I'll post the code that's sitting in my text editor atm, but it's not the working version, it's more the half-way-to-the-efficient-solution version :P
#!/usr/bin/env python
# -*- coding: utf-8 -*-
from pdfminer.pdfparser import PDFParser
from pdfminer.pdfdocument import PDFDocument
from pdfminer.pdfpage import PDFPage
from pdfminer.pdfinterp import PDFResourceManager
from pdfminer.pdfinterp import PDFPageInterpreter
from pdfminer.pdfdevice import PDFDevice
from pdfminer.converter import LTChar, TextConverter
from pdfminer.layout import LAParams
from subprocess import call
from cStringIO import StringIO
import re
import sys
import os
argNum = len(sys.argv)
pdfLoc = str(sys.argv[1]) #CLI arguments
def convert_pdf_to_txt(path): #converts pdf to raw text (not my function)
rsrcmgr = PDFResourceManager()
retstr = StringIO()
codec = 'utf-8'
laparams = LAParams()
device = TextConverter(rsrcmgr, retstr, codec=codec, laparams=laparams)
fp = file(path, 'rb')
interpreter = PDFPageInterpreter(rsrcmgr, device)
password = ""
maxpages = 0
caching = True
pagenos=set()
for page in PDFPage.get_pages(fp, pagenos, maxpages=maxpages, password=password,caching=caching, check_extractable=True):
interpreter.process_page(page)
fp.close()
device.close()
str = retstr.getvalue()
retstr.close()
return str
if (pdfLoc[-4:] == ".pdf"):
contents = ""
try: # Get the outlines (contents) of the document
fp = open(pdfLoc, 'rb') #open a pdf document for reading
parser = PDFParser(fp)
document = PDFDocument(parser)
outlines = document.get_outlines()
for (level,title,dest,a,se) in outlines:
title = re.sub(r".*\s", "", title) #get raw titles, stripped of formatting
contents += title + "\n"
except: #if pdfMiner can't get contents then manually get contents from text conversion
#contents = convert_pdf_to_txt(pdfLoc)
#startToCpos = contents.find("TABLE OF CONTENTS")

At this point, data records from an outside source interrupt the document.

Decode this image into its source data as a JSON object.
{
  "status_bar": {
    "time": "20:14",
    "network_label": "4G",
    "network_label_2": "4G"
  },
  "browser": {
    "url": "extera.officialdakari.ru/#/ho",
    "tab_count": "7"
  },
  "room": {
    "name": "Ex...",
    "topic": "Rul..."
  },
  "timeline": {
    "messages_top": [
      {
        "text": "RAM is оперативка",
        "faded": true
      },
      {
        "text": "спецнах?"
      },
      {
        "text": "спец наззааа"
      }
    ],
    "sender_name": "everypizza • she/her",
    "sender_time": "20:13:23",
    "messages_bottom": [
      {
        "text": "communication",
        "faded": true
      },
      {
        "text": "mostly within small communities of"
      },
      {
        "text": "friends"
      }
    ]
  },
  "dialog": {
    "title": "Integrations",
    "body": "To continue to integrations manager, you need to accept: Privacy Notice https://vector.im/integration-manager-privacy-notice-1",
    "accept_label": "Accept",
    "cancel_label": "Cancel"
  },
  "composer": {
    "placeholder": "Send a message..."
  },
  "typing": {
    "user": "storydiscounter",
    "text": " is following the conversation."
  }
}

#endToCpos = contents.rfind(". . .")
#contents = contents[startToCpos:endToCpos+8]
fp = open(pdfLoc, 'rb') #open a pdf document for reading
parser = PDFParser(fp)
document = PDFDocument(parser)
pages = PDFPage(document, 3, {'Resources':'thing', 'MediaBox':'Thing'}) #God knows what's going on here
for pageNumber, page in enumerate(pages.get_pages(PDFDocument, fp)): #The hell is the first argument?
if pageNumber == 42:
print "Hello"
#for line in s:
# print line
# if (re.search("(\.\s){2,}", line) and not re.search("NOTES|SCOPE", line)):
# line = re.sub("(\.\s){2,}", "", line)
# line = re.sub("(\s?)*[0-9]*\n", "\n", line)
# line = re.sub("^\s", "", line)
# print line,
#contents = contents.lower()
#contents = re.sub("“", "\"", contents)
#contents = re.sub("”", "\"", contents)
#contents = re.sub("fi", "f", contents)
#contents = re.sub(r"(TABLE OF CONTENTS|LIST OF TABLES|SCOPE|REFERENCED DOCUMENTS|Identification|System (o|O)verview|Document (o|O)verview|Title|Page|Table|Tab)(\n)?|\.\s?|Section|[0-9]", "", contents)
#contents = re.sub(r"This document contains proprietary information and may not be reproduced in any form whatsoever, nor may be used by or its contents divulged to third\nparties without written permission from the ownerAll rights reservedNumber: STP SMEDate: -Jul-Issue: A of CMC STPNHIndustriesCLASSIFICATION\nNATO UNCLASSIFIED AGUSTAEUROCOPTEREUROCOPTER DEUTSCHLAND FOKKER", "", contents)
#contents = re.sub(r"(\r?\n){2,}", "", contents)
#contents = contents.lstrip()
#contents = contents.rstrip()
#print contents
else:
print "Not a valid PDF file"
This is the old way of doing it (Or at least an idea of how the old way did it, the thread wasn't very useful to me tbh). But now I have to use PDFPage.get_pages instead of PDFDocument.get_pages and the methods and their arguments are completely different.
Currently, I'm trying to figure out what on earth the 'Klass' variable is that I pass to the get_pages method of PDFPage.
If anybody could shed some light on this part of the API or even provide a working example I'd very much appreciate it.